Preliminary Evidence for Increased Histone Succinylation as a Potential Epigenetic Marker for Longevity

Abstract

Histone post-translational modifications (PTMs) are critical regulators of chromatin structure and gene expression, with broad implications for development, metabolism, and aging. While canonical modifications such as methylation and acetylation are well characterized, the role of histone succinylation remains poorly understood. Here, we investigated histone succinylation in the context of aging and exceptional longevity. Using mass spectrometry-based proteomics, we quantified histone succinylation in B-cells from four groups: young individuals, older individuals without parental longevity (OPUS), long-lived individuals, and offspring of long-lived individuals (OPEL). We found that histone succinylation was significantly elevated in the OPEL group compared to both young and OPUS cohorts. Nuclear proteomics further revealed enrichment of succinylated proteins in OPEL samples, supporting a role for succinylation in chromatin organization. To test whether succinate availability impacts healthspan, we supplemented middle-aged mice with succinic acid. While body weight, frailty index, and cognition were unaffected, succinic acid improved motor coordination and muscle strength.
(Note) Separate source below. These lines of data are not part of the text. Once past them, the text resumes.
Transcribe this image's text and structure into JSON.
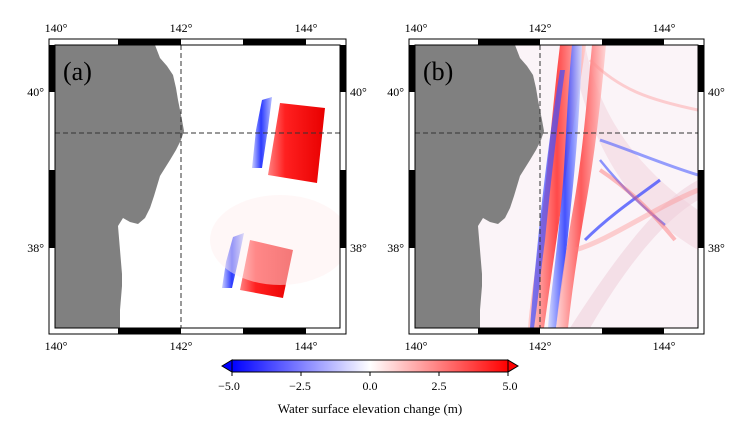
{
  "panels": [
    {
      "id": "a",
      "label": "(a)",
      "lon_ticks": [
        "140°",
        "142°",
        "144°"
      ],
      "lat_ticks": [
        "40°",
        "38°"
      ]
    },
    {
      "id": "b",
      "label": "(b)",
      "lon_ticks": [
        "140°",
        "142°",
        "144°"
      ],
      "lat_ticks": [
        "40°",
        "38°"
      ]
    }
  ],
  "colorbar": {
    "ticks": [
      "−5.0",
      "−2.5",
      "0.0",
      "2.5",
      "5.0"
    ],
    "title": "Water surface elevation change (m)",
    "min_color": "#0000ff",
    "mid_color": "#ffffff",
    "max_color": "#ff0000"
  },
  "colors": {
    "land": "#808080",
    "uplift": "#ff2020",
    "subsidence": "#2030ff",
    "frame_dark": "#000000",
    "frame_light": "#ffffff"
  }
}
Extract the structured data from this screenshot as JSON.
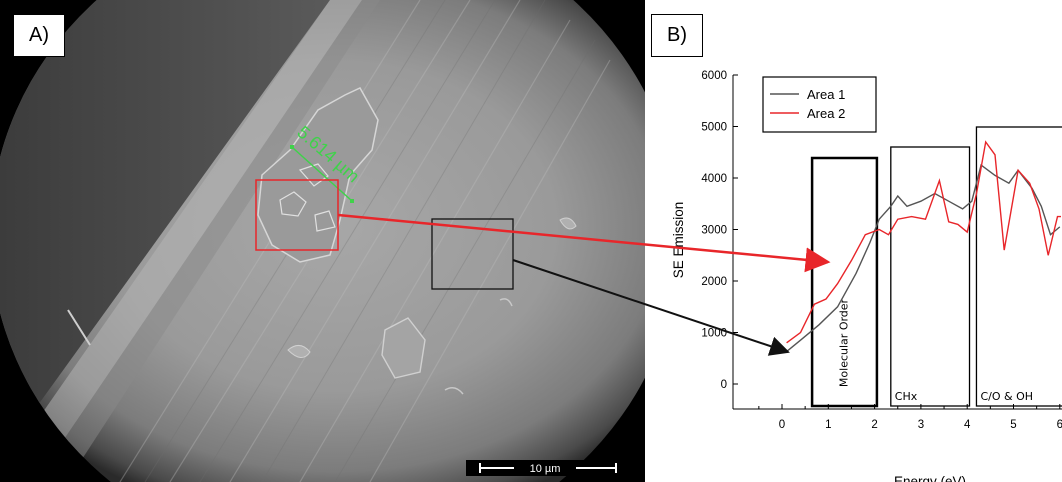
{
  "panel_a": {
    "label": "A)",
    "measurement_label": "5.614 µm",
    "scale_bar_label": "10 µm"
  },
  "panel_b": {
    "label": "B)"
  },
  "chart_data": {
    "type": "line",
    "xlabel": "Energy (eV)",
    "ylabel": "SE Emission",
    "xlim": [
      -1,
      6
    ],
    "ylim": [
      -500,
      6000
    ],
    "x_ticks": [
      0,
      1,
      2,
      3,
      4,
      5,
      6
    ],
    "y_ticks": [
      0,
      1000,
      2000,
      3000,
      4000,
      5000,
      6000
    ],
    "legend": {
      "position": "top-left"
    },
    "series": [
      {
        "name": "Area 1",
        "color": "#555555",
        "points": [
          [
            0.1,
            630
          ],
          [
            0.4,
            850
          ],
          [
            0.8,
            1150
          ],
          [
            1.2,
            1500
          ],
          [
            1.6,
            2150
          ],
          [
            1.9,
            2750
          ],
          [
            2.1,
            3200
          ],
          [
            2.35,
            3450
          ],
          [
            2.5,
            3650
          ],
          [
            2.7,
            3450
          ],
          [
            3.0,
            3550
          ],
          [
            3.3,
            3700
          ],
          [
            3.6,
            3550
          ],
          [
            3.9,
            3400
          ],
          [
            4.1,
            3550
          ],
          [
            4.3,
            4250
          ],
          [
            4.6,
            4050
          ],
          [
            4.9,
            3900
          ],
          [
            5.1,
            4150
          ],
          [
            5.4,
            3800
          ],
          [
            5.6,
            3450
          ],
          [
            5.8,
            2900
          ],
          [
            6.0,
            3050
          ]
        ]
      },
      {
        "name": "Area 2",
        "color": "#e8262a",
        "points": [
          [
            0.1,
            800
          ],
          [
            0.4,
            1000
          ],
          [
            0.7,
            1550
          ],
          [
            0.95,
            1650
          ],
          [
            1.2,
            1950
          ],
          [
            1.5,
            2400
          ],
          [
            1.8,
            2900
          ],
          [
            2.1,
            3000
          ],
          [
            2.3,
            2900
          ],
          [
            2.5,
            3200
          ],
          [
            2.8,
            3250
          ],
          [
            3.1,
            3200
          ],
          [
            3.4,
            3950
          ],
          [
            3.6,
            3150
          ],
          [
            3.8,
            3100
          ],
          [
            4.0,
            2950
          ],
          [
            4.2,
            3700
          ],
          [
            4.4,
            4700
          ],
          [
            4.6,
            4450
          ],
          [
            4.8,
            2600
          ],
          [
            5.1,
            4150
          ],
          [
            5.35,
            3900
          ],
          [
            5.55,
            3400
          ],
          [
            5.75,
            2500
          ],
          [
            5.95,
            3250
          ],
          [
            6.1,
            3250
          ]
        ]
      }
    ],
    "regions": [
      {
        "label": "Molecular Order",
        "x_range": [
          0.65,
          2.05
        ]
      },
      {
        "label": "CHx",
        "x_range": [
          2.35,
          4.05
        ]
      },
      {
        "label": "C/O & OH",
        "x_range": [
          4.2,
          6.15
        ]
      }
    ]
  }
}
Together, our findings provide preliminary evidence that enhanced histone succinylation may serve as a protective epigenetic mechanism in individuals predisposed to exceptional longevity, and that succinate supplementation can selectively improve aspects of physical performance during aging.

Keywords: aging; chromatin modifications; epigenetics; healthspan; histone succinylation; longevity; progeny of long‐lived individuals.

FIGURE 1

Histone succinylation in aged groups. (a) Workflow. B‐cells are purified from four groups of donors, namely young individuals (20s), older individuals (OPUS, 70s), the progeny of long‐lived individuals (OPEL, 70s), and long‐lived individuals (95 and older). (b) Quantification of global histone succinylation (left), methylation (center) and acetylation (right) using mass spectrometry. The relative abundance is calculated by summing the intensities of all peptides identified with the given modification vs. all peptide intensities. (c) Extracted ion chromatograms of the peptide containing H3K23succinyl to manually validate the detection in mass spectrometry of succinylated peptides. (d) Gene Ontology enrichment of proteins quantified via mass spectrometry from the nuclear proteome of the OPEL versus the OPUS group. Functional annotation was obtained using GOrilla (Eden et al. 2009). (e) Quantification of total levels of H3K9me3 (left) and H3K27me3 (right) with mass spectrometry. The relative abundance was obtained by summing all peptides containing the given modification versus the intensity of all (un)modified peptides sharing the same sequence. (f) Volcano plot displaying the quantified peptides in long‐lived individuals vs. young group. Highlighted are the two peptides quantified to be modified with H3K9me3.

FIGURE 2

Effects of succinylation. (a) Gene Ontology enrichment of proteins quantified via mass spectrometry from the nuclear proteome of the long‐lived individuals hvs the young group. (b) Protein–protein interaction network of upregulated proteins in the soluble nuclear fraction of long‐lived individuals. Size of nodes represents p‐value, color darkness represents the score (fold change enrichment times the p‐value), and line thickness represents the score of interaction confidence retrieved from the software String. The network was constructed by Cytoscape (Shannon et al. 2003). (c) Body weight measured over 8 weeks. (d) Frailty index (general age‐related health deficits). (e) Box maze performance. (f) Balance beam performance on easy (left), medium (center) and hard (right) beams. (g) Grip strength test (20 g weight). Data are shown as mean ± SD.